Orphan Embarrasses Governor’s As He Publicly Decline Medical Offer, Siting Previous False Promises.



They say once bitten, twice shy.

A team from Governor Mwangi Wa Iria’s office got the rudest shock of their life after they were shamelessly sent away by a Form Three student in Mugumo Secondary School in Ithanga who they had come to collect for medical attention.

19 year-old Samuel Njihia, who since birth suffers from neurofibromatosis of the mid face that has already affected his brain, his eye and the jaw, refused to board an ambulance that had been dispatched to collect him from school by the Murang’a governor saying that he was uncomfortable with Wa Iria’s gesture after he had previously duped him twice.

“He (Governor) had sent some people today to collect from school, claiming that they were taking me to hospital. I refused the offer because in 2014 when I approached him in Ngelelya, he promised to assist me get the operation. He later sent his wife a few months later but nothing has ever been forthcoming. They suddenly kept mum and have never bothered to even contact me,” said Njihia who is an orphan.

Njihia claims that all his efforts to reach the governor had been in vain to a point that he lost hope.

As fate would have it, on 10th April this year, Kigumo MP Jamleck Kamau visited Ngelelya and Njihia grabbed the rare opportunity to seek his assistance. The MP promised to look into the matter and true to his word, days later, he sent a team from his office who took Njihia to Nairobi Hospital to have an examination to determine his ailment and the extent that it had eaten into his face.

After the check-up, the doctors recommended for surgery that needed three doctors at a total cost of sh. 1.5million.

According to Betty Maina who works at the MP’s office, the office kicked off a campaign to raise the funds, with Jamleck already pledging sh. 300,000. They have already scheduled a funds drive on the 2nd of July 2016 in Kenol Town where the Leader of Majority in the Senate Prof. Kindiki Kithure is the chief guest.

“On behalf of the office of Mheshimiwa Jamleck, we have been running a social media campaign for the last one and a half months appealing to Kenyans and other well-wishers to intervene and help him raise the amount,” said Betty.
  
Betty says that they have managed to open Njihia’s medical account with Unaitas Bank where the area chief, Njihia’s class teacher and guardian are the signatories.

She appealed to all those who were willing to assist Njihia to do so under one umbrella as his health was paramount and superseded all other interests.

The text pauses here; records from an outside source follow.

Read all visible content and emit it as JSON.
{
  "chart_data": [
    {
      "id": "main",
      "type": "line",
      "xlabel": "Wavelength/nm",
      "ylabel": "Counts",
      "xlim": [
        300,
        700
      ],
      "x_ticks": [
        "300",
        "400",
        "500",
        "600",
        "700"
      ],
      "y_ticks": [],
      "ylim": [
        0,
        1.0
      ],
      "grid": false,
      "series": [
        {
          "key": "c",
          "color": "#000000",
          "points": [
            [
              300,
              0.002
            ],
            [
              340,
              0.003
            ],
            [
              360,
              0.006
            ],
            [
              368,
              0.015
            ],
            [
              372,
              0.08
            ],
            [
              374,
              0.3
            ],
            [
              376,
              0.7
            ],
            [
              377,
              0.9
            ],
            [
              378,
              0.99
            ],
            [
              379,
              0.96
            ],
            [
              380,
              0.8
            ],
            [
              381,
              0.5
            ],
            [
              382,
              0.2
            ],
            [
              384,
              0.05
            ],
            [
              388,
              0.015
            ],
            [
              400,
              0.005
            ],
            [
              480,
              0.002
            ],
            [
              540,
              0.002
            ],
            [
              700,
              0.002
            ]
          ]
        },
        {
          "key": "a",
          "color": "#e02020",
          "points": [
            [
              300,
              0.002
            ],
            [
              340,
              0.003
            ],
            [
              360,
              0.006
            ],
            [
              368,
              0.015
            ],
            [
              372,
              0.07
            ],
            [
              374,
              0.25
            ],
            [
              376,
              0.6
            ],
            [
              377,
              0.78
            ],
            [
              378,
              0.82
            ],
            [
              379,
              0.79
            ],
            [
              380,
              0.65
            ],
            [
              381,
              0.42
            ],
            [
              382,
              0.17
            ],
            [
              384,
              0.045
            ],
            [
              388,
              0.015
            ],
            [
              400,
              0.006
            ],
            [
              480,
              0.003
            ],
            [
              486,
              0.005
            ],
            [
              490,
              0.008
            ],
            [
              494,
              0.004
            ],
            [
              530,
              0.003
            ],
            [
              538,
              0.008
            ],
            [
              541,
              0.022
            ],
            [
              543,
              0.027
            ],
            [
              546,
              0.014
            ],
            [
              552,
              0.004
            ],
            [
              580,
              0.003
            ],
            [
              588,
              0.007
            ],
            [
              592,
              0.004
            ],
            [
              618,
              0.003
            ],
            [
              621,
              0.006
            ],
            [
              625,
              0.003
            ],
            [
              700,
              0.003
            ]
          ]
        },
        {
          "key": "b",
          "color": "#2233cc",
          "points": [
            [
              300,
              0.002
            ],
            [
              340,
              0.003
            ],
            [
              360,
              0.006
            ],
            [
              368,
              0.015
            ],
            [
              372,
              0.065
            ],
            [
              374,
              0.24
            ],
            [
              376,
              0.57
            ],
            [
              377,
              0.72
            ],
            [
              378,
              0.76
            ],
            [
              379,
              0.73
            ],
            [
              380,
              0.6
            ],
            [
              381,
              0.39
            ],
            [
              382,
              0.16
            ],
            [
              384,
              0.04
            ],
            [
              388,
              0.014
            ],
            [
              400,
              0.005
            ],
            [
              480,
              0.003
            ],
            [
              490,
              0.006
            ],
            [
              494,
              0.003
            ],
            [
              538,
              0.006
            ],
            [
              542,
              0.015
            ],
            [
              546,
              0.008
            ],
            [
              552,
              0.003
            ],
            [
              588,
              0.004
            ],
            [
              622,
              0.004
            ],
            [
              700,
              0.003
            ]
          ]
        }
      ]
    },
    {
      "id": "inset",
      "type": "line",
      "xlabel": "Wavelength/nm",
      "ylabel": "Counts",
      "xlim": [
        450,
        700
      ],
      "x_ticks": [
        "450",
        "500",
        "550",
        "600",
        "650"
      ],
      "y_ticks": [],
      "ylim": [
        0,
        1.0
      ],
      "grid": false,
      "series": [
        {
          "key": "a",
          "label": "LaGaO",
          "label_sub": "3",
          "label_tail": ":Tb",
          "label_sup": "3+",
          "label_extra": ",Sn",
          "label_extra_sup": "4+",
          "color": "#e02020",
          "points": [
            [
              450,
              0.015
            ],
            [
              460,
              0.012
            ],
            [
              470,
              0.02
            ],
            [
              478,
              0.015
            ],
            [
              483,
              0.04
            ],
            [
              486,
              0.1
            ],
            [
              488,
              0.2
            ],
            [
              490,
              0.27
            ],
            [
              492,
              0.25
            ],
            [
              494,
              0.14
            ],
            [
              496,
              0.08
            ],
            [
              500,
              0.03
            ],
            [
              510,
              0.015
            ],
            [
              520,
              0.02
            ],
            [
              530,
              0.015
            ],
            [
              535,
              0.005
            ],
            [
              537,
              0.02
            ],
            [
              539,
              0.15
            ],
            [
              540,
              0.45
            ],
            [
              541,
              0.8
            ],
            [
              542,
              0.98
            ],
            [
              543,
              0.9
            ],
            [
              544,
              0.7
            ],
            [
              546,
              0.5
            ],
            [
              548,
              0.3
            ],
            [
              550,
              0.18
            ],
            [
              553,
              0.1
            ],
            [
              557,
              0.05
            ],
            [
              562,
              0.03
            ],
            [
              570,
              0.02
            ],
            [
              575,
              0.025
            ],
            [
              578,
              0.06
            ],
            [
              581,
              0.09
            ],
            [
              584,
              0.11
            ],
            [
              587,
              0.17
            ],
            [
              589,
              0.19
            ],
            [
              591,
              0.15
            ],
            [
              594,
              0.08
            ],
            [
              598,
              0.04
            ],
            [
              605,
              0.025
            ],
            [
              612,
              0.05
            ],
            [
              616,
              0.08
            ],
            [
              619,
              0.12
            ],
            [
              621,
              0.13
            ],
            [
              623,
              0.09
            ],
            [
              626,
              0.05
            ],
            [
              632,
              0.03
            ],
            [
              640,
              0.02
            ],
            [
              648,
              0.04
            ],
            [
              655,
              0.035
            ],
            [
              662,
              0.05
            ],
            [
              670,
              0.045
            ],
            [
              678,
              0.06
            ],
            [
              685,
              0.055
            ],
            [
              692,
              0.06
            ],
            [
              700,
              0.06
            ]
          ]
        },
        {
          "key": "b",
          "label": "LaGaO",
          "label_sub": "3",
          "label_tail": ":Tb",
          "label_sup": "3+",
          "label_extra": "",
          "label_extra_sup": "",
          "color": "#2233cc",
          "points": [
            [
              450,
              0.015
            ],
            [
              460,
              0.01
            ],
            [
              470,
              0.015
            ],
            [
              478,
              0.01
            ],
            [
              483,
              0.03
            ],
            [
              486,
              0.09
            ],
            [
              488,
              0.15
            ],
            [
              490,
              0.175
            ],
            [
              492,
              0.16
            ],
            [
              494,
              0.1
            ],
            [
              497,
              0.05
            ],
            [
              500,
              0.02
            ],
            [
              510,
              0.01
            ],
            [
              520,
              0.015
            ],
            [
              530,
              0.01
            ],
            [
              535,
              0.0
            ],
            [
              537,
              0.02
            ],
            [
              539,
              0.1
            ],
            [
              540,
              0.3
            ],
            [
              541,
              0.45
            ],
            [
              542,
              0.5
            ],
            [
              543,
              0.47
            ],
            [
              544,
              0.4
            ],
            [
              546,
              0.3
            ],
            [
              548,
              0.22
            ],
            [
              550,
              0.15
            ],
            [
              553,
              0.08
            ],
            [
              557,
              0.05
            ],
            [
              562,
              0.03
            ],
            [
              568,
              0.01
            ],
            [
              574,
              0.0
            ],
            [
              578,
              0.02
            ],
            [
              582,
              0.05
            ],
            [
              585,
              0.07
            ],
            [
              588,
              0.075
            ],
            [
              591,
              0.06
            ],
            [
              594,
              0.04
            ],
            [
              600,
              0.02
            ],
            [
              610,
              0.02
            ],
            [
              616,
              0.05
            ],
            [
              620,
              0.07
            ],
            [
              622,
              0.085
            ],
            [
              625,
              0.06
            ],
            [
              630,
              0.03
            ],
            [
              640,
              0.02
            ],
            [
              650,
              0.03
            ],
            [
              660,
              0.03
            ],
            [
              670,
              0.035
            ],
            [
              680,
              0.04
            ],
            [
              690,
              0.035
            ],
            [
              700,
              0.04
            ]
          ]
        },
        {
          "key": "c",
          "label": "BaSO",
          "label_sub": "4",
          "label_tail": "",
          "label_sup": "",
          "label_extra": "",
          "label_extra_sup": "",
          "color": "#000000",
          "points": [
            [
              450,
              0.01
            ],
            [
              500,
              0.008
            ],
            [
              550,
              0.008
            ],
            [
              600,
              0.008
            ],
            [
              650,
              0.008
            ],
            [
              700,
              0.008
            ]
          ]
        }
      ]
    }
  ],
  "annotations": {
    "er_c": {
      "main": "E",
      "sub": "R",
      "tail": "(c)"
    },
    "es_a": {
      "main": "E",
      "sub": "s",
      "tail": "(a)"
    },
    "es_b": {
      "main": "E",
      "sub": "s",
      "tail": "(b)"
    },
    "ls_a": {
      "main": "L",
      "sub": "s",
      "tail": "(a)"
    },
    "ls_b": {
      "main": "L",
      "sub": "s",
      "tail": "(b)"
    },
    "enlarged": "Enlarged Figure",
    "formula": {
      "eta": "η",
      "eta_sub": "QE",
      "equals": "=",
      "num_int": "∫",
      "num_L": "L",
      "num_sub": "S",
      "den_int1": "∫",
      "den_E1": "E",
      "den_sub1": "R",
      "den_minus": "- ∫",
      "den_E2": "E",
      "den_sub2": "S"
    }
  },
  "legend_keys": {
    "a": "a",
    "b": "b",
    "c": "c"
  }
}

Joyce Wambui Nduaru, the boy’s guardian, narrated how the boy came to her house for accommodation immediately he completed Class 8. She says that all through he has been living with them as one of their own.

“Njihia has been living here with my children and no one would ever note that he is not one of my kids. He has been facing problems especially when studying at night since he has to use paraffin lamp which affects his eyes,” said Wambui.

Njihia says that he has benefited once from the Kalonzo Musyoka Foundation who funded two of his first operations in Kijabe Hospital but were unable to go ahead with the treatment due to lack of funding.

He is now appealing to well-wishers to come to his aid and assist him go through this final surgery. He says that the problem has blinded one of his eye and was slowly affecting the other, a fact that is worrying him so much.

“I am appealing to well-wishers to help me raise this money for I fear it might get worse and render me totally blind,” said Njihia.

Neurofibromatosis (NF-1) is a condition characterised by growth of noncancerous tumors along the nerves of the skin, brain and other parts of the body. About 50% of these cases are inherited from a mutated gene from a parent in an autosomal dominant pattern.

Visual loss secondary to optic nerve glioma is the most serious ophthalmologic manifestation of NF-1.